Der Schock traf Zac wie eine Explosion, er drohte zusammenzubrechen. Liv konnte nicht tot sein. Das war einfach nicht möglich.

„Es tut mir leid“, sagte Sergeant Davies noch einmal.

„Ich … ich verstehe“, brachte Zac mühsam hervor. Es war dumm, das zu sagen, aber sein Gehirn war wie betäubt vor Schmerz.

„Haben Sie irgendwelche Verwandte hier in England?“, fragte der Polizist.

„Nein.“ Nur vage nahm er das Mädchen wahr, Daisy. Das schwarze Kleid hing ihr über die Schultern. Sie beugte sich über ihn, in ihren stark geschminkten Augen las er Neugier. Er wandte ihr den Rücken zu.

„Dann werden Sie unser Kontaktmann sein, nehme ich an?“

„Ja“, erwiderte Zac steif. „Aber sagen Sie mir, was passiert ist.“

„Ich leite Sie weiter an jemanden vom Krankenhaus, Sir. Der Arzt kann all Ihre Fragen beantworten.“

Benommen und verzweifelt wartete Zac. Es klickte ein paar Mal im Telefon, dann meldete sich eine weibliche Stimme.

„Mr. Corrigan?“

„Ja“, antwortete er.

„Ich bin Dr. Jameson von der Entbindungsstation.“

Das konnte doch nur ein Scherz sein!

„Es tut mir sehr leid, Mr. Corrigan. Ihre Schwester wurde nach einem Verkehrsunfall bei uns eingeliefert. Sie hatte schwere Kopf und Brustverletzungen.
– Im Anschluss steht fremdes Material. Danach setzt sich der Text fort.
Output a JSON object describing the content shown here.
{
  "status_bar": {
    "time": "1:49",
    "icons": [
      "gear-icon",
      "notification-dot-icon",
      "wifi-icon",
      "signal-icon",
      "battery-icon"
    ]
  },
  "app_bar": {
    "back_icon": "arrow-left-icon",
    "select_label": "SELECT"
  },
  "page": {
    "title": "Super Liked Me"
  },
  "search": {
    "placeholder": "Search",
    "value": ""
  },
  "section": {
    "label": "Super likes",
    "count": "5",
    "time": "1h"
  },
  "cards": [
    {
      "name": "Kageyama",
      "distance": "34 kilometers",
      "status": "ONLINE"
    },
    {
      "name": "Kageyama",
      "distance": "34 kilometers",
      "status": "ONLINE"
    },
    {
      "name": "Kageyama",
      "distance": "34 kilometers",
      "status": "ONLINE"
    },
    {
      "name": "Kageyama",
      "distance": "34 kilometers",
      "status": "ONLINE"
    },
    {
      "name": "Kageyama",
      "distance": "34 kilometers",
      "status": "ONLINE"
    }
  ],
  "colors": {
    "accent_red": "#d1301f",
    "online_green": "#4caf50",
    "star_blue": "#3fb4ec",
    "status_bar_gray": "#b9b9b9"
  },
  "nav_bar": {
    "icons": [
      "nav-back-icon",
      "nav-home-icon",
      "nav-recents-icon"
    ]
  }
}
Sie kam sofort in den OP, aber ihre Verletzungen waren zu schwer.“ Eine kleine Pause. „Wir taten unser Bestes, leider konnten wir sie nicht retten.“

Zac wurde es plötzlich eiskalt. Jetzt war es also passiert. Seine schlimmsten Ängste waren wahr geworden. In all den Jahren hatte er es immer wieder mit Liv versucht. Und war immer wieder gescheitert.

Dieses Mal war es zu spät, um es noch einmal zu versuchen.

Er konnte nicht atmen, nicht denken. Von Entsetzen geschüttelt kämpfte er gegen die Bilder in seinem Kopf, die Vorstellung, wie der Unfall abgelaufen war. Stattdessen klammerte er sich an seine Erinnerungen, an damals, als seine schöne, rebellische Schwester kaum sechzehn Jahre alt gewesen war. Er sah sie am Strand von Stradbroke Island, wie sie die schlanken, braun gebrannten Arme ausbreitete und ihre wilde dunkle Haarmähne im Seewind flatterte. Lachend drehte sie sich in kindlicher Freude im Kreis, und ihre weißen Zähne blitzten.

Wie gut er sich an sie erinnerte! In ihrem leuchtend bunten Sarong über dem gelben Bikini war sie so schön gewesen! Und unschuldig. Zumindest hatte Zac das geglaubt. Und immer, immer so voller Lebensfreude.

Er konnte nicht glauben, dass sie nicht mehr am Leben war.

„Wir konnten aber das Baby retten“, sagte die englische Ärztin.

Baby? Zac bekam vor Schreck weiche Knie und setzte sich auf die Bettkante. Wieso gab es ein Baby?

„Sind Sie noch da, Mr. Corrigan?“

Er schluckte schwer. „Ja.“

„Sie werden hier als der nächste Verwandte Ihrer Schwester genannt. Also nehme ich an, Sie wussten von der Schwangerschaft?“

„Ja“, log er, obwohl er in Wahrheit keine Ahnung gehabt hatte. Bei ihrem Telefongespräche vor gerade mal zwei Wochen hatte Liv ihre Schwangerschaft mit keinem Wort erwähnt.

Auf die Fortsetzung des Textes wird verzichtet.